A tale of two Ribbles #2


I again visited two different versions of the Ribble this week.......only this time, they were both the same place!
As I reached the water's edge on Tuseday evening, I was faced by a river so pathetically low and weedy that it was barely worth fishing. All those pools which weeks earlier had been delightfully brisk and lively had gradually shrunk to virtually nothing and the thought of using any sub-surface tactic of any description, just wasn't on the cards.
Dry fly it was then, and with little rising, sport proved slow. There was no hatch to speak of so I fished a fairly large, suggestive pattern through the likely spots to take a succession of small trout and one slightly better one of 12oz or so. A 3lb chub proved to be the only surprise. He took a paradun and provided brief excitement before surrendering lamely to the net.

The evening was just about summed up when I finally hooked a large trout in a narrow slot between a boulder and a bed of silkweed, only for the fish to leap clear and land on the adjacent slime, immediately burying itself and shedding the hook!

The Ribble which I fished with Dad on Friday night was a totally different proposition. The weather finally broke on Wednesday and put a 3' flood through the catchment. By the time we reached the water, this had dropped back to 6" and was clearing nicely. The river had been restored to her former glory and was glowing brightly with a peaty amber tinge. The water chuckled over previously bleached dry stones and flecks of foam converged from the neck of every pool to form enticing 'food lanes' below. I was full of anticipation of a fine evening's sport and a chance to show the old man what river trouting can offer......

Unfortunately in the time-honoured fashion, the evening didn't go at all to plan and the going proved frustratingly slow. With little hatching, we started off with a couple of nymphs worked upstream into likely pockets, channels and riffles. Dad soon got the hang of this and we brought to hand a number of small trout to either a sedge pupa, or a pink-collared hare's ear (always a sure bet when the water carries a touch of colour). However, the better fish refused to show themselves.

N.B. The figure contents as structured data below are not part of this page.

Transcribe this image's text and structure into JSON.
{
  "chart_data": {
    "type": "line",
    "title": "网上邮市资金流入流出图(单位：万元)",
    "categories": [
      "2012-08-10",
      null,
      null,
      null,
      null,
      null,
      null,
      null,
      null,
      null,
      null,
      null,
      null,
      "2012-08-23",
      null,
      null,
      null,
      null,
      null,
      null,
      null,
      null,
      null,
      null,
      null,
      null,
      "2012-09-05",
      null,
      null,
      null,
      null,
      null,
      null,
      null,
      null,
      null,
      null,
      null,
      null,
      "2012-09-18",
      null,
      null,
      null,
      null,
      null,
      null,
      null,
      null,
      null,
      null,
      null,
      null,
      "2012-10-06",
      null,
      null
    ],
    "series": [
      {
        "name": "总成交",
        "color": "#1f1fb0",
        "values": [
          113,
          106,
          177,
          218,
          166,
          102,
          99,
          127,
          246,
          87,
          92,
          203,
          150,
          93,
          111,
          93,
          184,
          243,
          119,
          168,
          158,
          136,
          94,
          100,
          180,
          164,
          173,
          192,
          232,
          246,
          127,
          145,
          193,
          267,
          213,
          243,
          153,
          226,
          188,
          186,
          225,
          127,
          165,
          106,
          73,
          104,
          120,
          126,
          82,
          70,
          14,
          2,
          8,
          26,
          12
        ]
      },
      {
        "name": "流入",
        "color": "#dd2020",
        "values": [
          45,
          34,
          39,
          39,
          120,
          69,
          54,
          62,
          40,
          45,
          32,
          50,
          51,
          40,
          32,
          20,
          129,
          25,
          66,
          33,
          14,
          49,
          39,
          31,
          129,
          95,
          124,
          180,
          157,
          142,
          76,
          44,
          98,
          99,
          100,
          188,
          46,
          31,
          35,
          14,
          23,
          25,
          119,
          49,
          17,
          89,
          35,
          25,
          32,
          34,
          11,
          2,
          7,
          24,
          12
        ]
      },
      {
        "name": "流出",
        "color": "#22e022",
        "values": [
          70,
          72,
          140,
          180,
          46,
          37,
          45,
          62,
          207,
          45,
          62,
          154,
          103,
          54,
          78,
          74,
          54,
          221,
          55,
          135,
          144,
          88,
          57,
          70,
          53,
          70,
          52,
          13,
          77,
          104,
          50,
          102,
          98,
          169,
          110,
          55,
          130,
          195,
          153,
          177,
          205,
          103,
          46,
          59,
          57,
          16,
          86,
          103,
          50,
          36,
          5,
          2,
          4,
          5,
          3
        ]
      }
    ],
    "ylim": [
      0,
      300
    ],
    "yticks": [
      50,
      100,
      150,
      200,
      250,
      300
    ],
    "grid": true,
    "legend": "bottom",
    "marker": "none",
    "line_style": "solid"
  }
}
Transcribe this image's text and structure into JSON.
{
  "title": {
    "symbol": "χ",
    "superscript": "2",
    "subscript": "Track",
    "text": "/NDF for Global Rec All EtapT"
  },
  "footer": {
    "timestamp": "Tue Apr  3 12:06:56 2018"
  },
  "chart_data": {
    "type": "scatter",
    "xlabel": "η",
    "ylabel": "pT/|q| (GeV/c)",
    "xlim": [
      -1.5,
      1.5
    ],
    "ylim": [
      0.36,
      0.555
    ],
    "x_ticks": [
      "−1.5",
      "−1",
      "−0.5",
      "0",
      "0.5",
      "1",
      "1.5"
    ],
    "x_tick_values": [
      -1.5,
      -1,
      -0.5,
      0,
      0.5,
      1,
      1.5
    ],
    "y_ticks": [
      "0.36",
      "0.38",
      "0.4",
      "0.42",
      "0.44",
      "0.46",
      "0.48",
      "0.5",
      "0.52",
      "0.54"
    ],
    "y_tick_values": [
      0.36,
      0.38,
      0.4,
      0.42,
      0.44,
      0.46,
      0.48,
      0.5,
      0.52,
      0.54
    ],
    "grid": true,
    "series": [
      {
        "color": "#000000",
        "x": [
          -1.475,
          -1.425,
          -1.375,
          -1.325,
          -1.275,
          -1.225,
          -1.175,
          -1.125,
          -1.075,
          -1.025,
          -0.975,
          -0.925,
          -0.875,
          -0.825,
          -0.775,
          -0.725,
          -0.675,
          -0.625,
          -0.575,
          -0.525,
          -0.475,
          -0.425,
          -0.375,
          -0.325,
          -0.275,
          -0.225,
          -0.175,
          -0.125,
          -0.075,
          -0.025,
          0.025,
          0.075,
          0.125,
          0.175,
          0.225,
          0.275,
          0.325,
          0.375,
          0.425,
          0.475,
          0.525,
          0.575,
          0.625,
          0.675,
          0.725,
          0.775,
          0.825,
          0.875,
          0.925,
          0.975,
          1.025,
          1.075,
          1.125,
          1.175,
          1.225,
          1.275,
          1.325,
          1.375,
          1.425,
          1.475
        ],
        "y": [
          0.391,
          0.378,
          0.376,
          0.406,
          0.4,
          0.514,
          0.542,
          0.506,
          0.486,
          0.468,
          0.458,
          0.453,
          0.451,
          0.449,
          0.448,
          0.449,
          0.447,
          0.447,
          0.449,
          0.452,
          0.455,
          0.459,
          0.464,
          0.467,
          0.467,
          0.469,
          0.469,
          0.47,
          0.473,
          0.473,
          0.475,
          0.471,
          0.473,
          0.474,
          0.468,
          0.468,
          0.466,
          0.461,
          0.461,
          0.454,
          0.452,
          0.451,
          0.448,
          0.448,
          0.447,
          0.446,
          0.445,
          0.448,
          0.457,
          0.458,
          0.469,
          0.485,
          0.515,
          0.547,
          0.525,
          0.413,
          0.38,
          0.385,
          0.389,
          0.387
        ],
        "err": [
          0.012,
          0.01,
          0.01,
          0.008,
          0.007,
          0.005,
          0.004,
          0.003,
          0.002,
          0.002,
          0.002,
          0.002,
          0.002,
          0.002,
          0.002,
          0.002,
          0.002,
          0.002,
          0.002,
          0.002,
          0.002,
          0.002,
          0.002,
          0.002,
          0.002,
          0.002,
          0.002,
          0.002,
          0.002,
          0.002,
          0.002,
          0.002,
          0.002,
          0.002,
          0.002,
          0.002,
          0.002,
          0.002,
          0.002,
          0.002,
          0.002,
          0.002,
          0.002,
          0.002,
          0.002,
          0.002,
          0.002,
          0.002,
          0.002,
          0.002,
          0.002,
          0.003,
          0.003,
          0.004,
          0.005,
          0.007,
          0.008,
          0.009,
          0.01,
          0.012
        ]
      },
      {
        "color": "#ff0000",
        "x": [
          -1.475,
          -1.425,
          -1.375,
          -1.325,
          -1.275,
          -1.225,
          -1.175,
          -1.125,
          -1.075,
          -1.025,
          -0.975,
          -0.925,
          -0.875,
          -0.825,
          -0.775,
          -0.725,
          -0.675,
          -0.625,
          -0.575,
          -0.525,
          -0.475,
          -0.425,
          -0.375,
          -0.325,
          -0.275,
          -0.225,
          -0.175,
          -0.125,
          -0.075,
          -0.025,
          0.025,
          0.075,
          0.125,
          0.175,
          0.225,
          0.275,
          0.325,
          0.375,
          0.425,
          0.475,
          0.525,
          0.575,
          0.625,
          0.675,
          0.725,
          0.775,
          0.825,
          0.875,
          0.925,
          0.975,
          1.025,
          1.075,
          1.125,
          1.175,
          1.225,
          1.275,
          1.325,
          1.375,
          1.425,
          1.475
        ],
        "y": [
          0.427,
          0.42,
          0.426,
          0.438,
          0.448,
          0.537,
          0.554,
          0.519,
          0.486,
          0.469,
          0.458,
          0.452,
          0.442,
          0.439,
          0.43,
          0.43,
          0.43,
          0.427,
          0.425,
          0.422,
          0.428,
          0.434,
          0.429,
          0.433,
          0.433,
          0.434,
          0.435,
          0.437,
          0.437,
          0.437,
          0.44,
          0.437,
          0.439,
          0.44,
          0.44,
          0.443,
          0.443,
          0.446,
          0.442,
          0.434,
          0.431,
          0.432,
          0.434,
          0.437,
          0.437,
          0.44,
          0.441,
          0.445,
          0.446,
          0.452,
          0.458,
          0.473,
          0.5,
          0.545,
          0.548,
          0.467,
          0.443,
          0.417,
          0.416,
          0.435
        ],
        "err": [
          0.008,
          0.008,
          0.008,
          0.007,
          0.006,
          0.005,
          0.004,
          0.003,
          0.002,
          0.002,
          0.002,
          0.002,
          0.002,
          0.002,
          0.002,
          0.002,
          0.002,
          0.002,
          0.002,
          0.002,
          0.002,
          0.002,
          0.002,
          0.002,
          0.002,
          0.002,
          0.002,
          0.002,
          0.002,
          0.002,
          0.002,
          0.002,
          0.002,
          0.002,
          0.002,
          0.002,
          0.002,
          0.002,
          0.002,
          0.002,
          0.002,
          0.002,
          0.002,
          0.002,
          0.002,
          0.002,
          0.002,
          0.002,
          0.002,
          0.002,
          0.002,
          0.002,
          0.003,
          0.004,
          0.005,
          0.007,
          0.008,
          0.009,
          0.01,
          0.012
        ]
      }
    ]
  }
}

Later on, I sifted the margins for a while and found good numbers of ripe blue-winged olive nymphs beneath the mossy stones, which gave me cause to be hopeful that the last hour of light might produce a hatch of duns.

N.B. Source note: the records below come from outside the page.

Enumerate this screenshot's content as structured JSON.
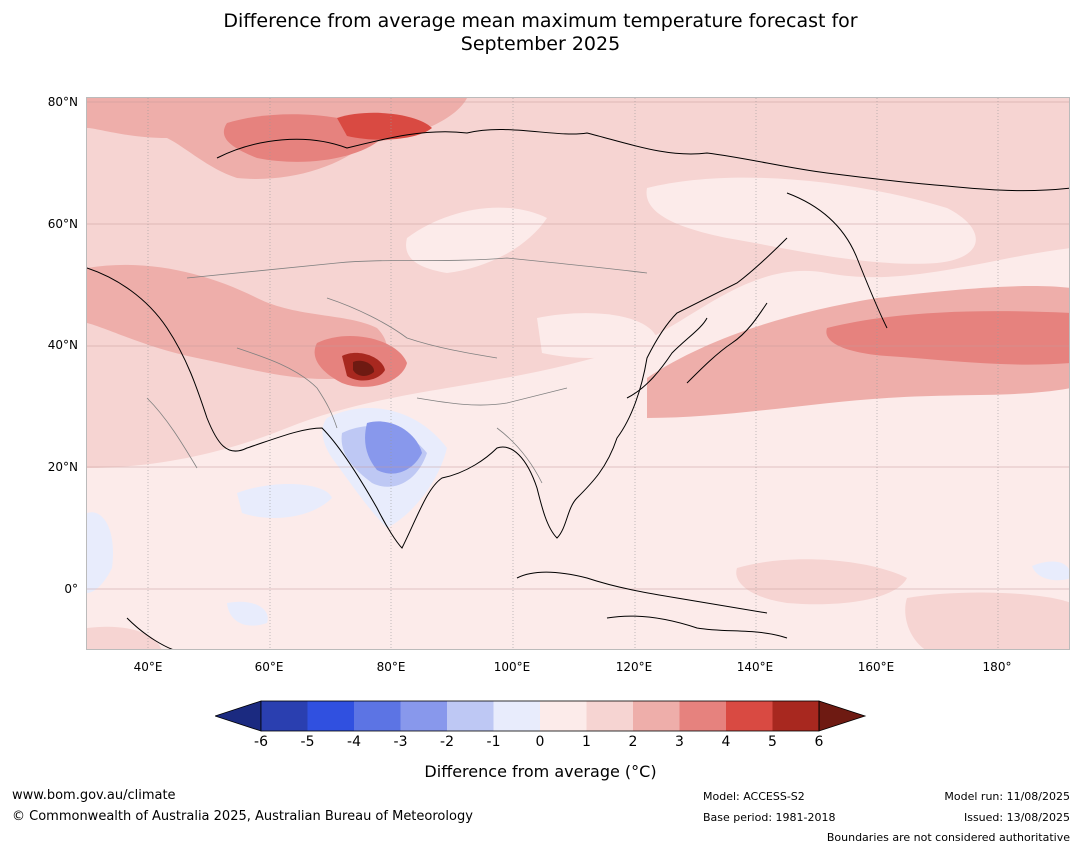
{
  "title": {
    "line1": "Difference from average mean maximum temperature forecast for",
    "line2": "September 2025"
  },
  "map": {
    "lat_labels": [
      "80°N",
      "60°N",
      "40°N",
      "20°N",
      "0°"
    ],
    "lon_labels": [
      "40°E",
      "60°E",
      "80°E",
      "100°E",
      "120°E",
      "140°E",
      "160°E",
      "180°"
    ],
    "colors": {
      "neg6": "#1b2a80",
      "neg5": "#2a3fb0",
      "neg4": "#3050e0",
      "neg3": "#5c74e4",
      "neg2": "#8898ec",
      "neg1": "#bec8f4",
      "zero": "#e8ecfc",
      "pos1": "#fcebea",
      "pos2": "#f6d4d2",
      "pos3": "#eeaeaa",
      "pos4": "#e6827e",
      "pos5": "#d94a42",
      "pos6": "#a8281f",
      "pos7": "#6e1a12"
    }
  },
  "colorbar": {
    "ticks": [
      "-6",
      "-5",
      "-4",
      "-3",
      "-2",
      "-1",
      "0",
      "1",
      "2",
      "3",
      "4",
      "5",
      "6"
    ],
    "label": "Difference from average (°C)"
  },
  "footer": {
    "website": "www.bom.gov.au/climate",
    "copyright": "© Commonwealth of Australia 2025, Australian Bureau of Meteorology",
    "model": "Model: ACCESS-S2",
    "base_period": "Base period: 1981-2018",
    "model_run": "Model run: 11/08/2025",
    "issued": "Issued: 13/08/2025",
    "disclaimer": "Boundaries are not considered authoritative"
  }
}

I also noticed a few large spinners mating over the water. They were unlike any species I have seen before, so I looked closer. With a strange dark patch on the leading edge of the forewings and exceptionally long tails, they were about brook dun sized, only without the reddish colouration typical of spinners of the heptagnidae family.

Later consultation of my British Ephemeroptera guide has allowed me to confidently identify the flies as Ecdyonurus insignius, the Large Green Dun - a fairly uncommon upwing with very localised distribution. I doubt the trout were too interested in them though, so we moved on upstream as the light began to fade.

Eventually we did see a few BWO's start to pop up on some calmer water; not a massive hatch, but enough to bring a few good trout onto the feed. We managed a couple of better fish of 12oz and 1lb to the snowshoe hare emerger and Dad was unlucky to drop a couple of very good ones, but other than that, the evening was a quiet one. Pleasant enough, but quiet.